Autrefois, plusieurs instruments étaient utilisés dans le
marché. Le tableau 10 donne la répartition de ces instruments
suivant les localités visitées.
L'analyse de ce tableau révèle que le Tohoungodo
est un instrument de mesure commun à toutes les localités. Ceci
s'explique par le fait que c'est l'un des principaux instruments de mesure des
produits agricoles au Bénin. Il est de loin le plus populaire. Le
Tohoungodo était utilisé par un grand nombre de d'acheteurs des
noix de cajou, en particulier les collecteurs.
Tableau 10 : Répartition
des instruments de mesure utilisés autrefois dans le marché des
noix de cajou.
Commune
|
Arrondissement
|
Instrument (nom local)
|
Capacité (Kg)
|
Savalou
|
Attakè
|
Blèvi
|
20-22
|
Tohoungodo
|
1-1,5
|
Tchaga
|
25-30
|
Ouèssè
|
Blèvi
|
20-22
|
Tohoungodo
|
1-1,5
|
Tchaga
|
25-30
|
Tchetti
|
Kpacata
|
20-25
|
Tohoungodo
|
1-1,5
|
Sogo
|
3-5
|
Bantè
|
Koko
|
Kpacata
|
20-25
|
Tohoungodo
|
1-1,5
|
Sogo
|
3-5
|
Akpassi
|
Idem à Koko
|
Idem à Koko
|
Agoua
|
Idem à koko
|
Idem Koko
|
Bantè
|
Idem à koko
|
Idem Koko
|
Source : Nos enquêtes,
2004
Les instruments comme le blèvi et le kpacata ont
pratiquement la même capacité (20-25kg). La différenciation
se trouve au niveau de la forme. En effet, le kpacata est une calebasse de
fabrication artisanale et locale alors que le blèvi est une petite
bassine d'origine nigériane. De plus le kpacata était
utilisé par les Ifè et les Tcha tandis que le blèvi
était plus utilisé par les Mahi. Le blèvi et le kpacata
étaient utilisés par les courtiers collecteurs et les
semi-grossistes.
Le Sogo et et le Tchaga, bien que présents dans les
localités étudiées étaient moins utilisés
que les précédents. Ceci s'explique par le fait que ce sont des
instruments dont les mesures sont proches des précédents. En
effet, le Sogo (3-5kg) n'est pas fondamentalement loin du Tohoungodo (1-1,5 Kg)

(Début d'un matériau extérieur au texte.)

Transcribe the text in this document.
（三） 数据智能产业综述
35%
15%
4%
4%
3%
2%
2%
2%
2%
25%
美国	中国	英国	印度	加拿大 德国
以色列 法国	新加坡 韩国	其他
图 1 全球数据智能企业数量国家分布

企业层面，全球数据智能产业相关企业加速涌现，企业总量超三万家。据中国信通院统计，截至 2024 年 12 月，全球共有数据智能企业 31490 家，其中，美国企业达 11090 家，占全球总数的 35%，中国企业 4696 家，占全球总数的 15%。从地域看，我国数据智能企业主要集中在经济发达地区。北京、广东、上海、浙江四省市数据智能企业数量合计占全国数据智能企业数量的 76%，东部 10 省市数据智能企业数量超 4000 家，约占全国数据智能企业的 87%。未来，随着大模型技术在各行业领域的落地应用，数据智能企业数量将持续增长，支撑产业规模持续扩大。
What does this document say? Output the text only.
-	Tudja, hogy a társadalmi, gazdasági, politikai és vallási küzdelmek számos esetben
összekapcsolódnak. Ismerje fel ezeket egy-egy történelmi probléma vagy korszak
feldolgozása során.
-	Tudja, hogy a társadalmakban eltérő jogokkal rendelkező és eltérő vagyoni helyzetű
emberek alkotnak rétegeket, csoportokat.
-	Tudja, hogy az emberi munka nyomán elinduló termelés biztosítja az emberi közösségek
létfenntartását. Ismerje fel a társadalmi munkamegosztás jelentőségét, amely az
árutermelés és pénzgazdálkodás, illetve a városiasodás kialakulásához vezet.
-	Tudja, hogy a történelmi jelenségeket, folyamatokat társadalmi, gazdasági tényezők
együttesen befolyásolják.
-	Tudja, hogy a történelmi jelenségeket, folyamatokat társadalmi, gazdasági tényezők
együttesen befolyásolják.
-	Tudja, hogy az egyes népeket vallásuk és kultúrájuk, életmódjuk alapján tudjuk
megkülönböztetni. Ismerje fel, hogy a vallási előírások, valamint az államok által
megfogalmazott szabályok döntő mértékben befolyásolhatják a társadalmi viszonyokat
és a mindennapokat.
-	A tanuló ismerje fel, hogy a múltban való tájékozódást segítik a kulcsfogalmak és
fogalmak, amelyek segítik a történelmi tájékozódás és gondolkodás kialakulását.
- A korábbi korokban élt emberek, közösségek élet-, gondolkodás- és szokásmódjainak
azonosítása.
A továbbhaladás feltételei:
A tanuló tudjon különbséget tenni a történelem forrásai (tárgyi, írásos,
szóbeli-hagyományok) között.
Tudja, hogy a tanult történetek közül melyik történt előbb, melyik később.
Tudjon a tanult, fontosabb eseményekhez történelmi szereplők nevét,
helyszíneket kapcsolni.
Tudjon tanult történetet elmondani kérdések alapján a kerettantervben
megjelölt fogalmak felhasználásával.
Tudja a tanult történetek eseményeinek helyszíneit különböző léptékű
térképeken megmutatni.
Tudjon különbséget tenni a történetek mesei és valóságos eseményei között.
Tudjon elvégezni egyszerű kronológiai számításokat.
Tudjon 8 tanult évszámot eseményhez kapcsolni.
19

et le Tchaga (25-30 Kg) n'est pas si différent du blèvi et du
kpacata (20- 25 kg).
Les grossistes et parfois les semi-grossistes utilisaient les
sacs de jute (100 kg) ou les sacs de polyéthylène (80 kg) au
cours de leurs transactions.
L'imprécision de tous ces instruments de mesure a
constitué pendant longtemps un risque non seulement pour les
producteurs, mais aussi pour les acheteurs.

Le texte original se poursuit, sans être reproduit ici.